This is probably the most unique bookstore I've ever been to (if not ever, then a very long time). It is quintessential New Orleans and absolute gem. On top of incredible architecture, the book selection is amazing. They have everything from beautifully reprinted classics to great new authors, and everything in between.
Below are pages from their website:
About Faulkner House Books
Established fifteen years ago on William Faulkner’s birthday, September 25, Faulkner House Books has been a full-service new and used book store serving the New Orleans, Louisiana, area and customers around the world.
Faulkner House Books
Faulkner House Books is located at 624 Pirate’s Alley in the heart of New Orleans’ beautiful and historic French Quarter, just off Jackson Square, behind the Cabildo and opposite St.
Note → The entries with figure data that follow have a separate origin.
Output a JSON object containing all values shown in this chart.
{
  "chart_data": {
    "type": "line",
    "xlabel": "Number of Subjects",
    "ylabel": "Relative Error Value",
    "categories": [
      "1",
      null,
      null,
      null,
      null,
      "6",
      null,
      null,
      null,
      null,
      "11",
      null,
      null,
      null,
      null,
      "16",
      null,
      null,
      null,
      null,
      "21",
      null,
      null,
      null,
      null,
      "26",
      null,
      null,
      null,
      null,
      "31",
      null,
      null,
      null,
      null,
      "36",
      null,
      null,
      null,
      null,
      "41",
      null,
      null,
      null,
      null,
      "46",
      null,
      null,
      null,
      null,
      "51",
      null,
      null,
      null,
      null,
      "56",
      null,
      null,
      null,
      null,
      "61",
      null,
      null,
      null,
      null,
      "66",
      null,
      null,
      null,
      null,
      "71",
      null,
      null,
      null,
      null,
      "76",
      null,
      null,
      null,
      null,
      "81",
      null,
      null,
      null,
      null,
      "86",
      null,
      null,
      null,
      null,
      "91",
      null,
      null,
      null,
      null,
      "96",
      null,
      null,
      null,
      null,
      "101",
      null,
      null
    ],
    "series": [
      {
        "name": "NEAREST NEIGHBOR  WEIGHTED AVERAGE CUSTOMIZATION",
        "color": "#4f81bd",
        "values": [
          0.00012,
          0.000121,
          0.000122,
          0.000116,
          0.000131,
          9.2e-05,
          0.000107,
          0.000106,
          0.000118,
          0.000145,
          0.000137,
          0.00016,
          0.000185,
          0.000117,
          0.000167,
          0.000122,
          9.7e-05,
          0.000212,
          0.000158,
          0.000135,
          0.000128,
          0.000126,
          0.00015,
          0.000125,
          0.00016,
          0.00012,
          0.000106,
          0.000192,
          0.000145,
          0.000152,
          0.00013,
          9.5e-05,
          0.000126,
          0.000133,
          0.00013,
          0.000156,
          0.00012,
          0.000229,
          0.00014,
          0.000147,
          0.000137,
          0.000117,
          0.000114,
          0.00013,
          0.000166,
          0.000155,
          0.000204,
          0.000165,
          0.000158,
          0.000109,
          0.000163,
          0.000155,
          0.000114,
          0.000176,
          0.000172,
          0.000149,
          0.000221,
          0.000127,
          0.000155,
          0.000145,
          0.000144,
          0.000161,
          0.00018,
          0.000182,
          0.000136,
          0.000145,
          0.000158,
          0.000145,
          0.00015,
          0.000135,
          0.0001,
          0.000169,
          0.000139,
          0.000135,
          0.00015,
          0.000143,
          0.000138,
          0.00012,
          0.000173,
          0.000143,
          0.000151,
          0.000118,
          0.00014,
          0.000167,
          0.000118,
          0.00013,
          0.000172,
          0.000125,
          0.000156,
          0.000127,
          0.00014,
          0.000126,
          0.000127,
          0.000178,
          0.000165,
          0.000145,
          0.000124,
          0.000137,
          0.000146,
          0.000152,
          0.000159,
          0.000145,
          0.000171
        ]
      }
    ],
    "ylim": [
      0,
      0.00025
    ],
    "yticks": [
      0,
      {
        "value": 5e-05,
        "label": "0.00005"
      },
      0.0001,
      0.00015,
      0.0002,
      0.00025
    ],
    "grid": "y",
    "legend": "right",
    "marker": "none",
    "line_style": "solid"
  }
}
Louis Cathedral’s rear garden.
Owned and operated by attorney Joseph J. DeSalvo Jr., Faulkner House Books is a sanctuary for fine literature and rare editions, including, of course, books by and about Mr. Faulkner. Frequently featured in the national news media, Faulkner House Books has been described by both collectors and writers as America’s most charming book store. Newcomers to the book store find the owner and managers knowledgeable, helpful, and hospitable.
Specialties
Bookstore interior
In addition to William Faulkner, our specialties include Tennessee Williams, Walker Percy, Modern First Editions, Southern Americana with an emphasis on New Orleans and Louisiana-related titles, and Johnsoniana.
We welcome special requests and do custom searches. There are thousands of additional titles in our open shop and off-site warehouses that are not yet on this Web site. In addition, our dedicated staff members make several book-buying trips a year, in the United States and abroad.
Be sure to let us know about your special requests, and we will keep a sharp lookout for you!
A Literary Landmark
Faulkner House is a national literary landmark. The 27-year-old future Nobel Laureate William Faulkner rented rooms on the ground floor in 1925, the same space that houses the bookstore today. Faulkner arrived in New Orleans as an unsung poet and by the time he left for France a year later, he was well on his way to becoming America’s most famous novelist.
Plaque outside of bookstore
Mentored by his neighbor Sherwood Anderson, who convinced him to shift his focus from poetry to prose, he had written and published his first novel, Soldiers’ Pay, within a year of arriving. To support himself, he wrote a series of poetic sketches about New Orleans, which later were collected in New Orleans Sketches. Faulkner’s first work was published by a New Orleans journal, The Double Dealer, founded by a group of talented New Orleans poets in response to H. L. Mencken's description of New Orleans as a cultural wasteland.
The journal was active for several years and also published the early work of Hemingway, Dos Passos, Sherwood Anderson and other authors who later became famous. Faulkner sub-leased the ground floor from William Spratling, the famous artist, jewelry designer, and architect, who later went on to regenerate the silver industry in Mexico at Taxco. Spratling himself was leasing the whole house from a Creole family. While living on Pirate’s Alley, Faulkner and Spratling produced a book satirizing their friends, Sherwood Anderson And Other Famous Creoles. New Orleans also provided inspiration for the future novels Mosquitoes, The Wild Palms, Absalom! Absalom!, and Pylon.